In an interview with the Associated Press, neither Mr. Green nor Mr. Fagin offered specifics on how many positions or programs might get the ax, but they said the school is exploring all options as it reviews each department, a process that could take several years.

Already struggling to keep enrollment numbers up, ORU was rocked by a financial scandal last fall that led to the resignation of Richard Roberts, who had been school president since 1993. He left after accusations of misspending school funds to bankroll a lavish lifestyle at a time when the school was more than $50 million in debt. He has denied wrongdoing.

In the past eight years, the school has lost 500 students, and projected enrollment for the fall 2008 semester could be 150 students fewer than the 3,166 who attended last fall, Mr. Fagin said.

Even with Mr. Green’s donation, the school is $25 million in debt and has deferred maintenance costs between $50 million and $60 million.

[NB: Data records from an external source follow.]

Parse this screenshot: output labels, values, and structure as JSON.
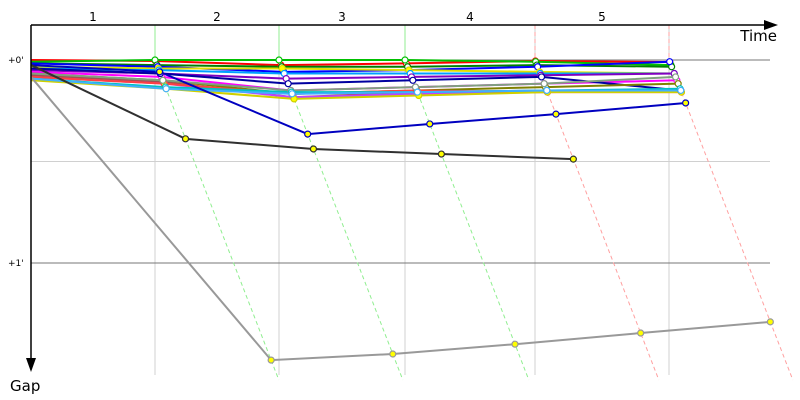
{
  "chart_data": {
    "type": "line",
    "xlabel": "Time",
    "ylabel": "Gap",
    "x_unit": "lap",
    "y_unit": "seconds",
    "lap_labels": [
      "1",
      "2",
      "3",
      "4",
      "5"
    ],
    "y_ticks": [
      {
        "value": 0,
        "label": "+0'"
      },
      {
        "value": 60,
        "label": "+1'"
      }
    ],
    "ylim": [
      0,
      95
    ],
    "grid": true,
    "lap_marker_colors": {
      "early": "#90ee90",
      "late": "#ffa0a0"
    },
    "series": [
      {
        "color": "#ff0000",
        "marker": "#ffffff",
        "gaps": [
          0,
          0.3,
          1.5,
          1.0,
          0.3,
          0.6
        ]
      },
      {
        "color": "#00c000",
        "marker": "#ffffff",
        "gaps": [
          0.5,
          0,
          0,
          0,
          0.5,
          1.5
        ]
      },
      {
        "color": "#008000",
        "marker": "#ffffff",
        "gaps": [
          1,
          1.5,
          2,
          2,
          1.5,
          2
        ]
      },
      {
        "color": "#0000ff",
        "marker": "#ffffff",
        "gaps": [
          1,
          2,
          3.5,
          3,
          2,
          0.5
        ]
      },
      {
        "color": "#e0e000",
        "marker": "#ffff00",
        "gaps": [
          2,
          2.5,
          2.5,
          3,
          3.5,
          4
        ]
      },
      {
        "color": "#00a0ff",
        "marker": "#ffffff",
        "gaps": [
          2.5,
          3,
          4,
          4,
          4,
          4
        ]
      },
      {
        "color": "#8000c0",
        "marker": "#ffffff",
        "gaps": [
          3,
          4,
          5.5,
          5,
          4.5,
          4
        ]
      },
      {
        "color": "#ff00ff",
        "marker": "#ffffff",
        "gaps": [
          3.5,
          5,
          9,
          8,
          7,
          6
        ]
      },
      {
        "color": "#0000a0",
        "marker": "#ffffff",
        "gaps": [
          2.5,
          4,
          7,
          6,
          5,
          9
        ]
      },
      {
        "color": "#808000",
        "marker": "#ffffff",
        "gaps": [
          4,
          6,
          10,
          9,
          8,
          7
        ]
      },
      {
        "color": "#a05050",
        "marker": "#ffff00",
        "gaps": [
          4.5,
          6.5,
          11,
          9.5,
          9,
          9
        ]
      },
      {
        "color": "#c040ff",
        "marker": "#ffff00",
        "gaps": [
          5,
          7,
          11,
          10,
          9.5,
          9
        ]
      },
      {
        "color": "#ff4040",
        "marker": "#ffff00",
        "gaps": [
          5,
          7,
          10,
          9,
          9.5,
          9.5
        ]
      },
      {
        "color": "#80a080",
        "marker": "#ffffff",
        "gaps": [
          4,
          6,
          9,
          8,
          7,
          5
        ]
      },
      {
        "color": "#00c0c0",
        "marker": "#ffffff",
        "gaps": [
          5.5,
          8,
          9.5,
          9.5,
          9,
          8.5
        ]
      },
      {
        "color": "#d0d000",
        "marker": "#ffff00",
        "gaps": [
          6,
          8.5,
          11.5,
          10.5,
          9.5,
          9.5
        ]
      },
      {
        "color": "#40b0ff",
        "marker": "#ffffff",
        "gaps": [
          5.5,
          8.5,
          10,
          9.5,
          9,
          9
        ]
      },
      {
        "color": "#0000c0",
        "marker": "#ffff00",
        "gaps": [
          1.5,
          3.5,
          21.9,
          18.9,
          16.0,
          12.7
        ]
      },
      {
        "color": "#303030",
        "marker": "#ffff00",
        "gaps": [
          1.5,
          23.3,
          26.3,
          27.8,
          29.3
        ]
      },
      {
        "color": "#999999",
        "marker": "#ffff00",
        "gaps": [
          5,
          88.7,
          86.9,
          84.0,
          80.7,
          77.4
        ]
      }
    ]
  }
}
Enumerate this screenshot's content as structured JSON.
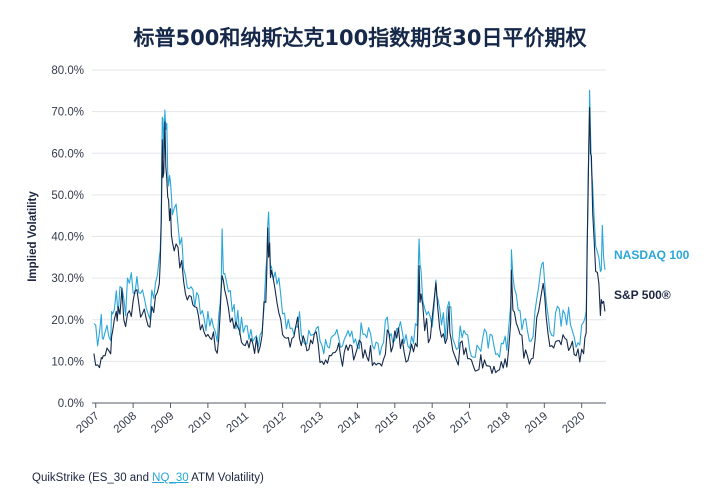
{
  "title": "标普500和纳斯达克100指数期货30日平价期权",
  "source": {
    "prefix": "QuikStrike (ES_30 and ",
    "highlight": "NQ_30",
    "suffix": " ATM Volatility)"
  },
  "colors": {
    "nasdaq": "#2aa6d9",
    "sp500": "#152a4a",
    "grid": "#e3e6ea",
    "axis": "#555c6a"
  },
  "chart_data": {
    "type": "line",
    "title": "标普500和纳斯达克100指数期货30日平价期权",
    "xlabel": "",
    "ylabel": "Implied Volatility",
    "x_tick_labels": [
      "2007",
      "2008",
      "2009",
      "2010",
      "2011",
      "2012",
      "2013",
      "2014",
      "2015",
      "2016",
      "2017",
      "2018",
      "2019",
      "2020"
    ],
    "y_tick_labels": [
      "0.0%",
      "10.0%",
      "20.0%",
      "30.0%",
      "40.0%",
      "50.0%",
      "60.0%",
      "70.0%",
      "80.0%"
    ],
    "xlim": [
      2006.9,
      2020.65
    ],
    "ylim": [
      0,
      80
    ],
    "grid": true,
    "legend": "right, inline labels at series ends",
    "series": [
      {
        "name": "NASDAQ 100",
        "color": "#2aa6d9",
        "points": [
          [
            2006.95,
            17
          ],
          [
            2007.05,
            16
          ],
          [
            2007.15,
            19
          ],
          [
            2007.2,
            16
          ],
          [
            2007.3,
            18
          ],
          [
            2007.4,
            17
          ],
          [
            2007.45,
            22
          ],
          [
            2007.55,
            27
          ],
          [
            2007.6,
            24
          ],
          [
            2007.7,
            29
          ],
          [
            2007.8,
            24
          ],
          [
            2007.9,
            31
          ],
          [
            2008.0,
            27
          ],
          [
            2008.1,
            30
          ],
          [
            2008.2,
            25
          ],
          [
            2008.3,
            28
          ],
          [
            2008.4,
            22
          ],
          [
            2008.5,
            24
          ],
          [
            2008.6,
            28
          ],
          [
            2008.7,
            32
          ],
          [
            2008.75,
            45
          ],
          [
            2008.78,
            70
          ],
          [
            2008.82,
            60
          ],
          [
            2008.85,
            74
          ],
          [
            2008.9,
            65
          ],
          [
            2008.95,
            55
          ],
          [
            2009.0,
            50
          ],
          [
            2009.05,
            42
          ],
          [
            2009.15,
            46
          ],
          [
            2009.25,
            38
          ],
          [
            2009.35,
            34
          ],
          [
            2009.45,
            30
          ],
          [
            2009.55,
            27
          ],
          [
            2009.65,
            25
          ],
          [
            2009.75,
            23
          ],
          [
            2009.85,
            22
          ],
          [
            2009.95,
            20
          ],
          [
            2010.05,
            19
          ],
          [
            2010.15,
            18
          ],
          [
            2010.25,
            17
          ],
          [
            2010.33,
            22
          ],
          [
            2010.38,
            38
          ],
          [
            2010.45,
            30
          ],
          [
            2010.55,
            26
          ],
          [
            2010.65,
            24
          ],
          [
            2010.75,
            20
          ],
          [
            2010.85,
            19
          ],
          [
            2010.95,
            17
          ],
          [
            2011.05,
            17
          ],
          [
            2011.15,
            18
          ],
          [
            2011.25,
            17
          ],
          [
            2011.35,
            16
          ],
          [
            2011.45,
            19
          ],
          [
            2011.55,
            30
          ],
          [
            2011.6,
            46
          ],
          [
            2011.65,
            38
          ],
          [
            2011.7,
            34
          ],
          [
            2011.8,
            32
          ],
          [
            2011.9,
            27
          ],
          [
            2012.0,
            22
          ],
          [
            2012.1,
            19
          ],
          [
            2012.2,
            17
          ],
          [
            2012.3,
            18
          ],
          [
            2012.4,
            21
          ],
          [
            2012.5,
            19
          ],
          [
            2012.6,
            16
          ],
          [
            2012.7,
            15
          ],
          [
            2012.8,
            17
          ],
          [
            2012.9,
            18
          ],
          [
            2013.0,
            15
          ],
          [
            2013.1,
            14
          ],
          [
            2013.2,
            13
          ],
          [
            2013.3,
            14
          ],
          [
            2013.4,
            17
          ],
          [
            2013.5,
            14
          ],
          [
            2013.6,
            14
          ],
          [
            2013.7,
            15
          ],
          [
            2013.8,
            16
          ],
          [
            2013.9,
            14
          ],
          [
            2014.0,
            14
          ],
          [
            2014.1,
            17
          ],
          [
            2014.2,
            16
          ],
          [
            2014.3,
            17
          ],
          [
            2014.4,
            14
          ],
          [
            2014.5,
            13
          ],
          [
            2014.6,
            14
          ],
          [
            2014.7,
            15
          ],
          [
            2014.8,
            20
          ],
          [
            2014.9,
            16
          ],
          [
            2015.0,
            17
          ],
          [
            2015.1,
            19
          ],
          [
            2015.2,
            15
          ],
          [
            2015.3,
            14
          ],
          [
            2015.4,
            15
          ],
          [
            2015.5,
            16
          ],
          [
            2015.6,
            20
          ],
          [
            2015.65,
            39
          ],
          [
            2015.7,
            30
          ],
          [
            2015.8,
            24
          ],
          [
            2015.9,
            20
          ],
          [
            2016.0,
            21
          ],
          [
            2016.1,
            30
          ],
          [
            2016.15,
            26
          ],
          [
            2016.25,
            20
          ],
          [
            2016.35,
            18
          ],
          [
            2016.45,
            25
          ],
          [
            2016.5,
            21
          ],
          [
            2016.6,
            15
          ],
          [
            2016.7,
            14
          ],
          [
            2016.8,
            18
          ],
          [
            2016.9,
            15
          ],
          [
            2017.0,
            13
          ],
          [
            2017.1,
            12
          ],
          [
            2017.2,
            13
          ],
          [
            2017.3,
            14
          ],
          [
            2017.4,
            16
          ],
          [
            2017.5,
            14
          ],
          [
            2017.6,
            15
          ],
          [
            2017.7,
            14
          ],
          [
            2017.8,
            13
          ],
          [
            2017.9,
            14
          ],
          [
            2018.0,
            14
          ],
          [
            2018.1,
            25
          ],
          [
            2018.12,
            34
          ],
          [
            2018.2,
            26
          ],
          [
            2018.3,
            24
          ],
          [
            2018.4,
            20
          ],
          [
            2018.5,
            18
          ],
          [
            2018.6,
            16
          ],
          [
            2018.7,
            16
          ],
          [
            2018.8,
            28
          ],
          [
            2018.9,
            30
          ],
          [
            2018.97,
            34
          ],
          [
            2019.05,
            24
          ],
          [
            2019.15,
            20
          ],
          [
            2019.25,
            17
          ],
          [
            2019.35,
            22
          ],
          [
            2019.45,
            19
          ],
          [
            2019.55,
            22
          ],
          [
            2019.65,
            21
          ],
          [
            2019.75,
            19
          ],
          [
            2019.85,
            16
          ],
          [
            2019.95,
            15
          ],
          [
            2020.05,
            18
          ],
          [
            2020.12,
            22
          ],
          [
            2020.17,
            55
          ],
          [
            2020.21,
            76
          ],
          [
            2020.26,
            60
          ],
          [
            2020.33,
            45
          ],
          [
            2020.42,
            36
          ],
          [
            2020.5,
            32
          ],
          [
            2020.55,
            39
          ],
          [
            2020.62,
            32
          ]
        ]
      },
      {
        "name": "S&P 500®",
        "color": "#152a4a",
        "points": [
          [
            2006.95,
            10
          ],
          [
            2007.05,
            9.5
          ],
          [
            2007.15,
            11
          ],
          [
            2007.2,
            10
          ],
          [
            2007.3,
            12
          ],
          [
            2007.4,
            14
          ],
          [
            2007.45,
            18
          ],
          [
            2007.55,
            24
          ],
          [
            2007.6,
            21
          ],
          [
            2007.7,
            25
          ],
          [
            2007.8,
            21
          ],
          [
            2007.9,
            24
          ],
          [
            2008.0,
            23
          ],
          [
            2008.1,
            26
          ],
          [
            2008.2,
            21
          ],
          [
            2008.3,
            24
          ],
          [
            2008.4,
            19
          ],
          [
            2008.5,
            21
          ],
          [
            2008.6,
            24
          ],
          [
            2008.7,
            28
          ],
          [
            2008.75,
            40
          ],
          [
            2008.78,
            62
          ],
          [
            2008.82,
            55
          ],
          [
            2008.85,
            65
          ],
          [
            2008.9,
            58
          ],
          [
            2008.95,
            48
          ],
          [
            2009.0,
            44
          ],
          [
            2009.05,
            38
          ],
          [
            2009.15,
            42
          ],
          [
            2009.25,
            33
          ],
          [
            2009.35,
            30
          ],
          [
            2009.45,
            26
          ],
          [
            2009.55,
            23
          ],
          [
            2009.65,
            21
          ],
          [
            2009.75,
            20
          ],
          [
            2009.85,
            18
          ],
          [
            2009.95,
            17
          ],
          [
            2010.05,
            16
          ],
          [
            2010.15,
            15
          ],
          [
            2010.25,
            14
          ],
          [
            2010.33,
            19
          ],
          [
            2010.38,
            34
          ],
          [
            2010.45,
            27
          ],
          [
            2010.55,
            22
          ],
          [
            2010.65,
            21
          ],
          [
            2010.75,
            17
          ],
          [
            2010.85,
            16
          ],
          [
            2010.95,
            15
          ],
          [
            2011.05,
            14
          ],
          [
            2011.15,
            15
          ],
          [
            2011.25,
            14
          ],
          [
            2011.35,
            14
          ],
          [
            2011.45,
            16
          ],
          [
            2011.55,
            27
          ],
          [
            2011.6,
            42
          ],
          [
            2011.65,
            35
          ],
          [
            2011.7,
            31
          ],
          [
            2011.8,
            29
          ],
          [
            2011.9,
            24
          ],
          [
            2012.0,
            19
          ],
          [
            2012.1,
            15
          ],
          [
            2012.2,
            14
          ],
          [
            2012.3,
            15
          ],
          [
            2012.4,
            18
          ],
          [
            2012.5,
            16
          ],
          [
            2012.6,
            13
          ],
          [
            2012.7,
            12
          ],
          [
            2012.8,
            14
          ],
          [
            2012.9,
            15
          ],
          [
            2013.0,
            12
          ],
          [
            2013.1,
            11
          ],
          [
            2013.2,
            11
          ],
          [
            2013.3,
            12
          ],
          [
            2013.4,
            14
          ],
          [
            2013.5,
            12
          ],
          [
            2013.6,
            11
          ],
          [
            2013.7,
            12
          ],
          [
            2013.8,
            13
          ],
          [
            2013.9,
            11
          ],
          [
            2014.0,
            12
          ],
          [
            2014.1,
            14
          ],
          [
            2014.2,
            12
          ],
          [
            2014.3,
            12
          ],
          [
            2014.4,
            11
          ],
          [
            2014.5,
            10
          ],
          [
            2014.6,
            11
          ],
          [
            2014.7,
            11
          ],
          [
            2014.8,
            17
          ],
          [
            2014.9,
            13
          ],
          [
            2015.0,
            15
          ],
          [
            2015.1,
            16
          ],
          [
            2015.2,
            13
          ],
          [
            2015.3,
            12
          ],
          [
            2015.4,
            12
          ],
          [
            2015.5,
            13
          ],
          [
            2015.6,
            16
          ],
          [
            2015.65,
            31
          ],
          [
            2015.7,
            24
          ],
          [
            2015.8,
            19
          ],
          [
            2015.9,
            17
          ],
          [
            2016.0,
            19
          ],
          [
            2016.1,
            26
          ],
          [
            2016.15,
            22
          ],
          [
            2016.25,
            16
          ],
          [
            2016.35,
            14
          ],
          [
            2016.45,
            21
          ],
          [
            2016.5,
            17
          ],
          [
            2016.6,
            12
          ],
          [
            2016.7,
            11
          ],
          [
            2016.8,
            15
          ],
          [
            2016.9,
            12
          ],
          [
            2017.0,
            10
          ],
          [
            2017.1,
            9
          ],
          [
            2017.2,
            10
          ],
          [
            2017.3,
            10
          ],
          [
            2017.4,
            10
          ],
          [
            2017.5,
            9
          ],
          [
            2017.6,
            9
          ],
          [
            2017.7,
            9
          ],
          [
            2017.8,
            8
          ],
          [
            2017.9,
            8
          ],
          [
            2018.0,
            9
          ],
          [
            2018.1,
            20
          ],
          [
            2018.12,
            30
          ],
          [
            2018.2,
            20
          ],
          [
            2018.3,
            18
          ],
          [
            2018.4,
            14
          ],
          [
            2018.5,
            12
          ],
          [
            2018.6,
            11
          ],
          [
            2018.7,
            11
          ],
          [
            2018.8,
            22
          ],
          [
            2018.9,
            24
          ],
          [
            2018.97,
            28
          ],
          [
            2019.05,
            18
          ],
          [
            2019.15,
            14
          ],
          [
            2019.25,
            12
          ],
          [
            2019.35,
            17
          ],
          [
            2019.45,
            13
          ],
          [
            2019.55,
            17
          ],
          [
            2019.65,
            15
          ],
          [
            2019.75,
            13
          ],
          [
            2019.85,
            12
          ],
          [
            2019.95,
            12
          ],
          [
            2020.05,
            13
          ],
          [
            2020.12,
            17
          ],
          [
            2020.17,
            50
          ],
          [
            2020.21,
            75
          ],
          [
            2020.26,
            55
          ],
          [
            2020.33,
            38
          ],
          [
            2020.42,
            28
          ],
          [
            2020.5,
            24
          ],
          [
            2020.55,
            27
          ],
          [
            2020.62,
            22
          ]
        ]
      }
    ]
  }
}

Mr. Green, founder of Mardel, a Christian bookstore and office supply chain, declined to comment on the status of several lawsuits from former professors, students and a former accountant that the school still faces after the scandal.

The two professors, Tim and Paulita Brooker, whose Oct. 2 lawsuit claims they were forced out after alleging financial and ethical wrongdoing on the part of Richard Roberts and his family, have asked the school for $2.5 million to settle.

Lawyers for the professors and the school declined to comment last week on any potential negotiations, citing a judge’s gag order.

“We’re doing the best we can to go through the legal process,” Mr. Green said. “Let the legal process take its course.”